Ok many posts in a row today, but I have already gone a bit into this project so I want to share it all in a somewhat cronological order, as well as these posts keep me on my toes about actually finishing it since there might be people watching me here. Haha.

Anyway, as I mentioned earlier I wanted to use this as the mame brain:

A Via Epia CN13000 which I originally had in a
robot project I was doing but havent touched in a while. For that I decided the Via was just too slow so I got another mini-itx as the robot brain which worked much better. So the Via Epia was just lying around really, collecting dust.
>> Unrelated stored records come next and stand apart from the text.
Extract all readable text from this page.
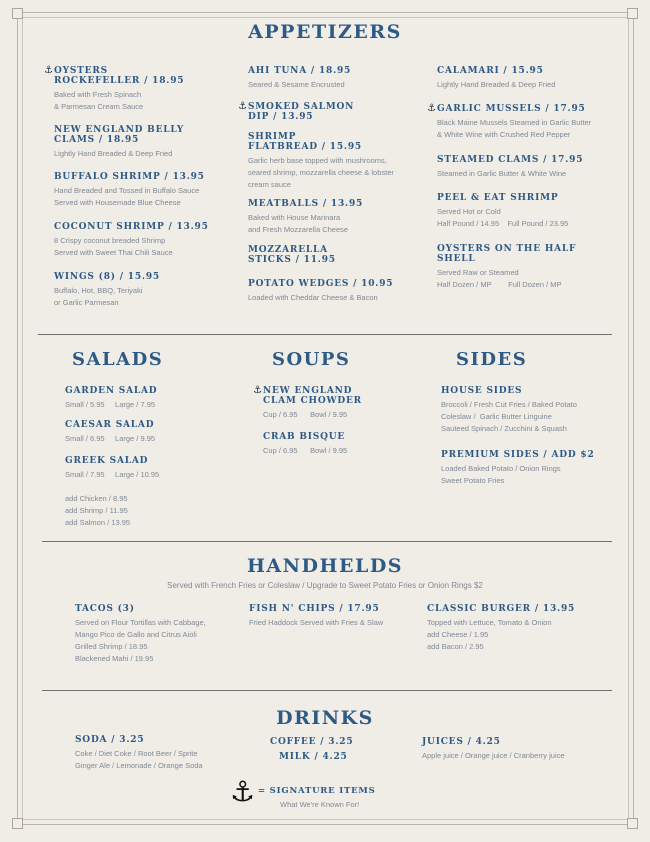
APPETIZERS
⚓ OYSTERS ROCKEFELLER / 18.95
Baked with Fresh Spinach
& Parmesan Cream Sauce
NEW ENGLAND BELLY CLAMS / 18.95
Lightly Hand Breaded & Deep Fried
BUFFALO SHRIMP / 13.95
Hand Breaded and Tossed in Buffalo Sauce
Served with Housemade Blue Cheese
COCONUT SHRIMP / 13.95
8 Crispy coconut breaded Shrimp
Served with Sweet Thai Chili Sauce
WINGS (8) / 15.95
Buffalo, Hot, BBQ, Teriyaki
or Garlic Parmesan
AHI TUNA / 18.95
Seared & Sesame Encrusted
⚓ SMOKED SALMON DIP / 13.95
SHRIMP FLATBREAD / 15.95
Garlic herb base topped with mushrooms,
seared shrimp, mozzarella cheese & lobster
cream sauce
MEATBALLS / 13.95
Baked with House Marinara
and Fresh Mozzarella Cheese
MOZZARELLA STICKS / 11.95
POTATO WEDGES / 10.95
Loaded with Cheddar Cheese & Bacon
CALAMARI / 15.95
Lightly Hand Breaded & Deep Fried
⚓ GARLIC MUSSELS / 17.95
Black Maine Mussels Steamed in Garlic Butter
& White Wine with Crushed Red Pepper
STEAMED CLAMS / 17.95
Steamed in Garlic Butter & White Wine
PEEL & EAT SHRIMP
Served Hot or Cold
Half Pound / 14.95    Full Pound / 23.95
OYSTERS ON THE HALF SHELL
Served Raw or Steamed
Half Dozen / MP        Full Dozen / MP
SALADS	SOUPS	SIDES
GARDEN SALAD
Small / 5.95     Large / 7.95
CAESAR SALAD
Small / 6.95     Large / 9.95
GREEK SALAD
Small / 7.95     Large / 10.95
add Chicken / 8.95
add Shrimp / 11.95
add Salmon / 13.95
⚓ NEW ENGLAND CLAM CHOWDER
Cup / 6.95      Bowl / 9.95
CRAB BISQUE
Cup / 6.95      Bowl / 9.95
HOUSE SIDES
Broccoli / Fresh Cut Fries / Baked Potato
Coleslaw /  Garlic Butter Linguine
Sauteed Spinach / Zucchini & Squash
PREMIUM SIDES / ADD $2
Loaded Baked Potato / Onion Rings
Sweet Potato Fries
HANDHELDS
Served with French Fries or Coleslaw / Upgrade to Sweet Potato Fries or Onion Rings $2
TACOS (3)
Served on Flour Tortillas with Cabbage,
Mango Pico de Gallo and Citrus Aioli
Grilled Shrimp / 18.95
Blackened Mahi / 19.95
FISH N' CHIPS / 17.95
Fried Haddock Served with Fries & Slaw
CLASSIC BURGER / 13.95
Topped with Lettuce, Tomato & Onion
add Cheese / 1.95
add Bacon / 2.95
DRINKS
SODA / 3.25
Coke / Diet Coke / Root Beer / Sprite
Ginger Ale / Lemonade / Orange Soda
COFFEE / 3.25
MILK / 4.25
JUICES / 4.25
Apple juice / Orange juice / Cranberry juice
⚓ = SIGNATURE ITEMS
What We're Known For!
I really wanted to use that for this Donkey Kong project - surely this 1.3 GHz board should be able to emulate a 1981 game?!? Well, so far it has proved to be somewhat of a nightmare, and I have spent more time experimenting with mame for that than I have building my cabinet which I should be doing!
Anyway, the first issue was choosing an OS - I basically had three options, WinXp, Linux or DOS. WinXP I really wanted to avoid for two reasons, slow boot and unecessary big install as well as I had to get hold of a valid license unless I wanted to break laws. I wish MS had a free OS for embedded hobby stuff like this... alas they dont so Linux was really an option then to look at first. After some back and forth I was able to install xubuntu on a USB stick and boot from that - yay, got a nice desktop up and everything worked brilliantly. Installing that to hd and it would boot faster too. I then installed mame and tried to run it... blargh... complete and utter slideshow of a thing. Not playable at all. Obviously I would have to try to find an earlier build of mame but I felt the speed was really appaling so I had no real hopes. Perhaps it was using the wrong drivers for the via graphics? I had no idea, and I was unfortunately not skilled to figure out which graphics driver was running and if there was one for the via CN700 that would improve matters.
So I looked at another linux distro, one specifically made for gaming classics:
Puppy Arcade 10. That also booted up brilliantly from a USB stick and I was pretty pleased with the presentation and how easy it was to use. So I tried mame and Donkey Kong... blarghhh again... only around 50% speed. If I changed the desktop to 640x480x16 I was able to get around 60%. It was using the vesa drivers and I saw there was some things about switching to xorg drivers, and according to some tips from others they should be faster too... perhaps... I havent gotten around to trying that yet though.
I wanted to try another option alltogheter: FreeDos. I used Rufus 1.1.7f which makes a bootable USB stick with FreeDos. That booted up just fine on the Via and it was very strange to be back in DOS land after all these years. Anyway my mission then was to find mame compiled for it, so I found
mame for dos 0.90b and got that working fine after a failed attempt at getting advancemame for dos to work (it gave me a scrambled screen). I think perhaps it was a missing memory driver that broke advancemame, as I got a similar problem with mame for dos which at least gave me an error message that could be interpreted. Well, wouldnt you know, the game runs at 100%!!! YAY! I was so happy about this because even from a bog old slow 512kb USB stick this thing boots up quite fast and loads Donkey Kong just like that! I imagine a newer USB stick would work even better (the Via board has USB 2.0 ports actually).
Well, so then came the next challenge really, how to get sound working? I recall my old sound blaster times (and later a Gravis Ultrasound) that there were some BLASTER variable you could set and stuff. I googled up a bit and learned that some via boards actually had sound blaster emulation. I was very eager to try that out but realised that my bios didnt have the option I was supposed to look for, only to learn that for the CN13000, this feature was removed! GRRRR!! Oh well, and looking more closely around the internet it seems there is no good way to get mame with sound on the via board without a real soundblaster installed. So that is really the option I am considering, I might even find and old soundblaster in my boxes. I really enjoy this simple DOS solution so it would be a shame to have to go the WinXP route where I know the AC97 is well supported by drivers, and possibly even graphics accelleration.
The WinXP looks even more tempting now that I also have realised that hooking up the Ipac to a USB port can get erratic results in DOS - and I really experienced that since DK drops to 70% speed once I do anything on the controller (but not when I use the keyboard, even a USB one, very odd). Ultimarc mentions something about slow support in DOS and a better option is to use the PS2 plug then - I just have to get hold of a male-male PS2 cable then which I currently dont have. Anyone have a cheap WinXP license I can buy for a dollar?

So this has been a "little" introduction to my hardware woes, but generally I am very satisfied to see mame run fine under FreeDos but I really need sound and its tempting to just choose WinXP since I could then use the onboard AC97 and not hassle with an additional PCI card. I guess I could fix bootup speed a bit by nLite'ing XP a bit as well as getting a cheap 30GB china SSD. It might even make the system able to be used for more than Donkey Kong then as well... haha.

BTW, while I am at it, which mame would you run in dos? I am not sure if the 0.90b that I found (link above) is any good? Anything that might be faster? Or even fix my Ipac troubles?